Before you embark on a plane journey, try to have your wheelchair completely serviced and inspected. Look for airlines that abide by the Air Carrier Access Act and do your due diligence by reading up on the rules and regulations you need to adhere to while on the flight.

Inform the security agents of your limitations beforehand. Remove all the excess leg rests and accessories before handing your wheelchair over to airport staff. Also, keep in mind that wheelchair occupants are always the last to exit a plane, so adjust your travel schedule accordingly.

Service And Maintenance

Apart from complying with the wheelchair safety tips mentioned above, it is essential that you keep your wheelchair properly maintained for optimal safety.

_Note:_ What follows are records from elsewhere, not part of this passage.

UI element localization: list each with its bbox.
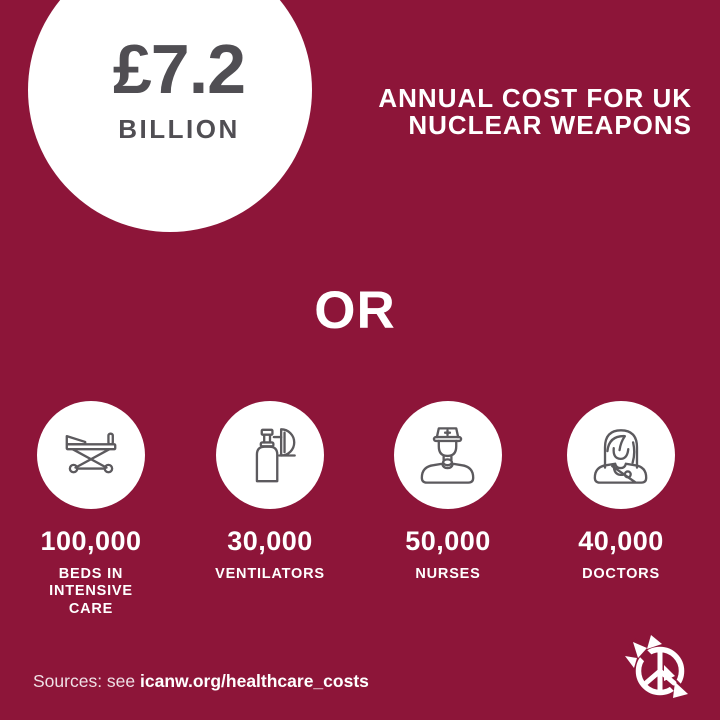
headline-line-2: NUCLEAR WEAPONS	[408, 110, 692, 140]
headline-line-1: ANNUAL COST FOR UK	[378, 83, 692, 113]
alt-column-ventilators: 30,000 VENTILATORS	[185, 401, 355, 583]
alt-value: 40,000	[578, 526, 664, 556]
cost-amount: £7.2	[112, 30, 246, 108]
alt-value: 50,000	[405, 526, 491, 556]
sources-prefix: Sources: see	[33, 671, 140, 691]
alt-value: 30,000	[227, 526, 313, 556]
nurses-icon-circle	[394, 401, 502, 509]
sources-link[interactable]: icanw.org/healthcare_costs	[140, 671, 369, 691]
alt-value: 100,000	[40, 526, 142, 556]
beds-icon-circle	[37, 401, 145, 509]
alt-column-nurses: 50,000 NURSES	[363, 401, 533, 583]
sources-line: Sources: see icanw.org/healthcare_costs	[33, 671, 369, 692]
cost-circle: £7.2 BILLION	[28, 0, 312, 232]
ventilators-icon-circle	[216, 401, 324, 509]
alt-column-beds: 100,000 BEDS IN INTENSIVE CARE	[6, 401, 176, 618]
cost-unit: BILLION	[118, 114, 240, 144]
ventilator-icon	[255, 428, 296, 483]
alt-column-doctors: 40,000 DOCTORS	[536, 401, 706, 583]
alt-label: DOCTORS	[582, 566, 660, 582]
ican-logo-icon	[625, 635, 688, 702]
nurse-icon	[420, 427, 475, 484]
or-divider: OR	[314, 281, 396, 340]
alt-label: BEDS IN INTENSIVE CARE	[49, 566, 133, 617]
alt-label: NURSES	[415, 566, 481, 582]
headline: ANNUAL COST FOR UK NUCLEAR WEAPONS	[378, 85, 692, 139]
stretcher-icon	[65, 432, 117, 474]
alt-label: VENTILATORS	[215, 566, 325, 582]
doctor-icon	[593, 429, 648, 484]
cost-text-block: £7.2 BILLION	[28, 34, 330, 145]
doctors-icon-circle	[567, 401, 675, 509]
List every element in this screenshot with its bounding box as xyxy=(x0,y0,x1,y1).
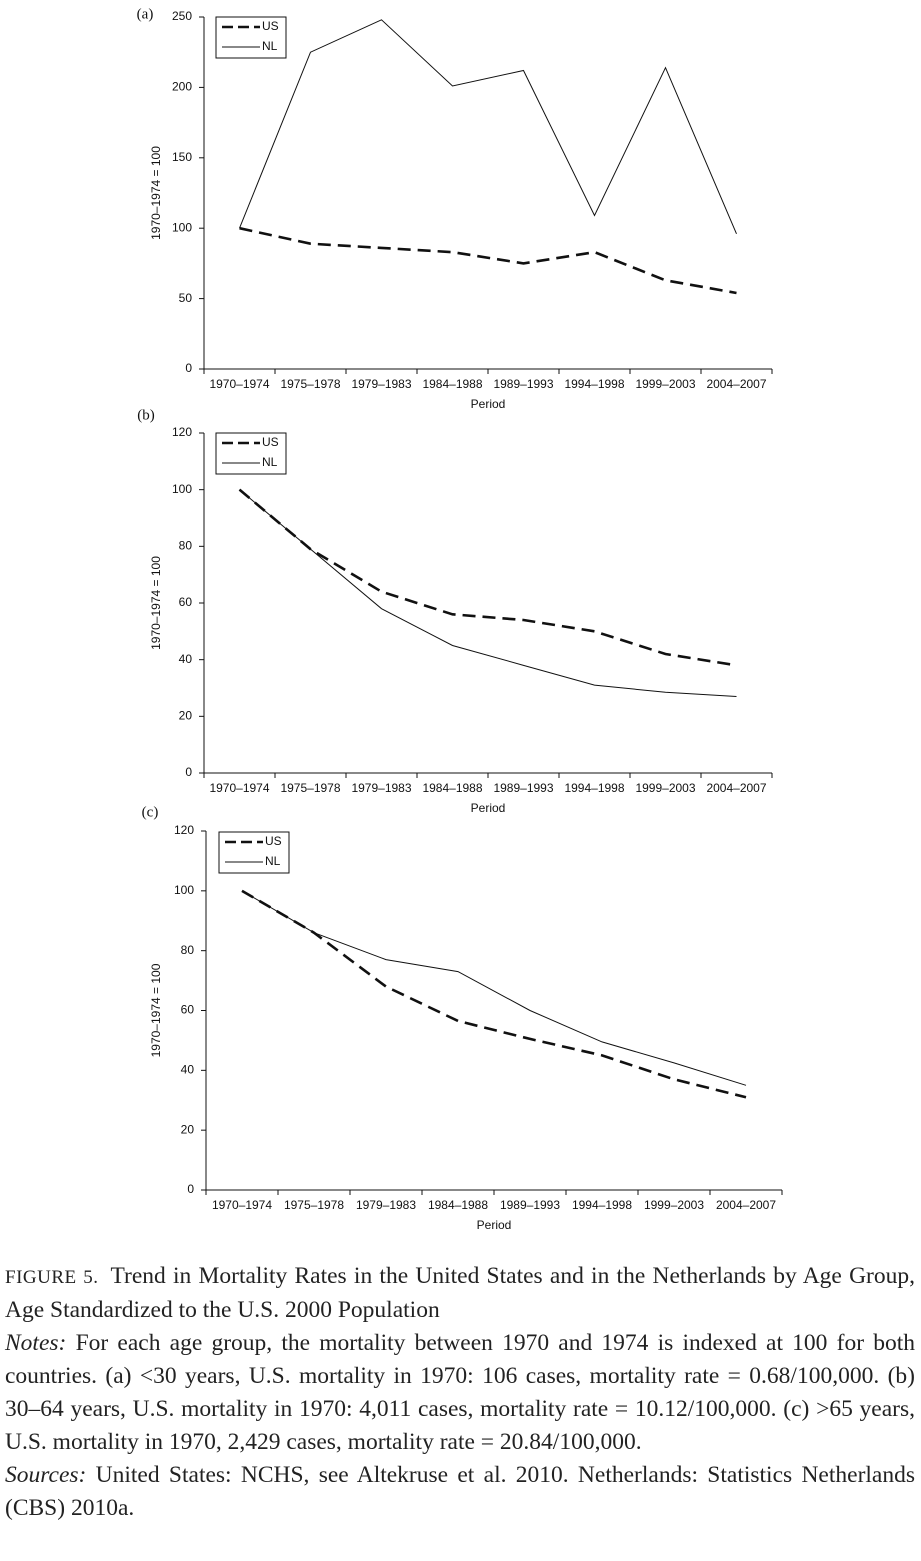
x-tick-label: 1999–2003 xyxy=(635,781,695,795)
x-tick-label: 1975–1978 xyxy=(284,1198,344,1212)
series-line xyxy=(239,226,737,295)
sources-block: Sources: United States: NCHS, see Altekr… xyxy=(5,1459,915,1525)
y-tick-label: 40 xyxy=(179,652,193,666)
y-tick-label: 50 xyxy=(179,291,193,305)
legend-label: US xyxy=(265,834,282,848)
y-tick-label: 120 xyxy=(172,425,192,439)
x-tick-label: 1989–1993 xyxy=(500,1198,560,1212)
chart-panel: (c) 0 20 40 60 80 100 120 1970–1974 1975–1978 1979… xyxy=(142,804,783,1232)
caption: FIGURE 5. Trend in Mortality Rates in the… xyxy=(5,1260,915,1525)
x-tick-label: 1970–1974 xyxy=(209,781,269,795)
y-tick-label: 60 xyxy=(179,595,193,609)
series-line xyxy=(239,489,737,697)
legend-box xyxy=(218,831,290,874)
chart-panel: (b) 0 20 40 60 80 100 120 1970–1974 1975–1978 1979… xyxy=(137,407,773,815)
chart-panel: (a) 0 50 100 150 200 250 1970–1974 1975–1978 1979… xyxy=(137,6,773,411)
x-tick-label: 1994–1998 xyxy=(572,1198,632,1212)
legend-label: US xyxy=(262,19,279,33)
y-tick-label: 80 xyxy=(181,943,195,957)
y-tick-label: 80 xyxy=(179,539,193,553)
notes: For each age group, the mortality betwee… xyxy=(5,1330,915,1455)
x-tick-label: 2004–2007 xyxy=(706,377,766,391)
y-axis-label: 1970–1974 = 100 xyxy=(149,963,163,1057)
series-line xyxy=(238,488,737,667)
y-tick-label: 0 xyxy=(185,361,192,375)
sources: United States: NCHS, see Altekruse et al… xyxy=(5,1462,915,1521)
figure-label: FIGURE 5. xyxy=(5,1267,99,1288)
x-tick-label: 1994–1998 xyxy=(564,781,624,795)
x-tick-label: 1984–1988 xyxy=(428,1198,488,1212)
x-tick-label: 1970–1974 xyxy=(209,377,269,391)
panel-label: (b) xyxy=(137,407,155,423)
legend-box xyxy=(215,16,287,59)
x-tick-label: 1989–1993 xyxy=(493,377,553,391)
series-line xyxy=(241,890,747,1086)
y-tick-label: 250 xyxy=(172,9,192,23)
x-tick-label: 1975–1978 xyxy=(280,781,340,795)
x-axis-label: Period xyxy=(471,801,506,815)
x-tick-label: 1979–1983 xyxy=(351,377,411,391)
series-line xyxy=(239,19,737,235)
x-tick-label: 1984–1988 xyxy=(422,781,482,795)
notes-block: Notes: For each age group, the mortality… xyxy=(5,1327,915,1459)
y-tick-label: 120 xyxy=(174,823,194,837)
legend-label: NL xyxy=(262,455,278,469)
x-tick-label: 1999–2003 xyxy=(644,1198,704,1212)
x-tick-label: 1975–1978 xyxy=(280,377,340,391)
panel-label: (a) xyxy=(137,6,154,22)
x-tick-label: 1994–1998 xyxy=(564,377,624,391)
y-axis-label: 1970–1974 = 100 xyxy=(149,146,163,240)
y-tick-label: 0 xyxy=(187,1182,194,1196)
sources-label: Sources: xyxy=(5,1462,87,1488)
x-axis-label: Period xyxy=(471,397,506,411)
y-tick-label: 20 xyxy=(181,1122,195,1136)
x-tick-label: 1989–1993 xyxy=(493,781,553,795)
x-tick-label: 1979–1983 xyxy=(356,1198,416,1212)
legend-box xyxy=(215,432,287,475)
y-tick-label: 100 xyxy=(174,883,194,897)
panel-label: (c) xyxy=(142,804,159,820)
y-tick-label: 200 xyxy=(172,80,192,94)
legend-label: US xyxy=(262,435,279,449)
y-tick-label: 150 xyxy=(172,150,192,164)
y-tick-label: 100 xyxy=(172,482,192,496)
y-tick-label: 60 xyxy=(181,1003,195,1017)
series-line xyxy=(241,889,747,1099)
legend-label: NL xyxy=(265,854,281,868)
x-tick-label: 2004–2007 xyxy=(716,1198,776,1212)
legend-label: NL xyxy=(262,39,278,53)
notes-label: Notes: xyxy=(5,1330,67,1356)
y-tick-label: 40 xyxy=(181,1063,195,1077)
x-tick-label: 2004–2007 xyxy=(706,781,766,795)
x-tick-label: 1970–1974 xyxy=(212,1198,272,1212)
y-tick-label: 20 xyxy=(179,709,193,723)
caption-title-block: FIGURE 5. Trend in Mortality Rates in the… xyxy=(5,1260,915,1327)
x-tick-label: 1984–1988 xyxy=(422,377,482,391)
y-tick-label: 0 xyxy=(185,765,192,779)
x-axis-label: Period xyxy=(477,1218,512,1232)
caption-title: Trend in Mortality Rates in the United S… xyxy=(5,1263,915,1323)
x-tick-label: 1999–2003 xyxy=(635,377,695,391)
y-tick-label: 100 xyxy=(172,220,192,234)
x-tick-label: 1979–1983 xyxy=(351,781,411,795)
y-axis-label: 1970–1974 = 100 xyxy=(149,556,163,650)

We suggest that you service it at least once a year or more, depending on your frequency of use.

A very common problem with electric wheelchairs is caster flutter, which refers to the sideways movement of the caster while going at high speeds. If you notice any hint of flutter, replace the caster immediately.

Keep the wheels properly lubricated to ensure that they lock and unlock effortlessly. Also, check the brakes frequently to make sure they aren’t lax and won’t give away on an incline.

If your wheelchair is squeaky or the wheels are sticking to the floor, it’s best to get the wheelchair checked out and get the faulty parts replaced as soon as possible. Commonly replaced parts include the front and rear wheel assembly, seat and backrest cushions, arm rests and leg guards. For power wheelchairs, the batteries have a limited life cycle and need to be replaced quite frequently. Here is a manual wheelchair maintenance checklist that might be helpful. 

We hope this guide on wheelchair safety tips keep you safe from harm’s way while preserving your independence and active lifestyle. While getting the most suitable wheelchair for your needs is important, knowing the proper use of wheelchair and its safety guidelines ensure a great ride.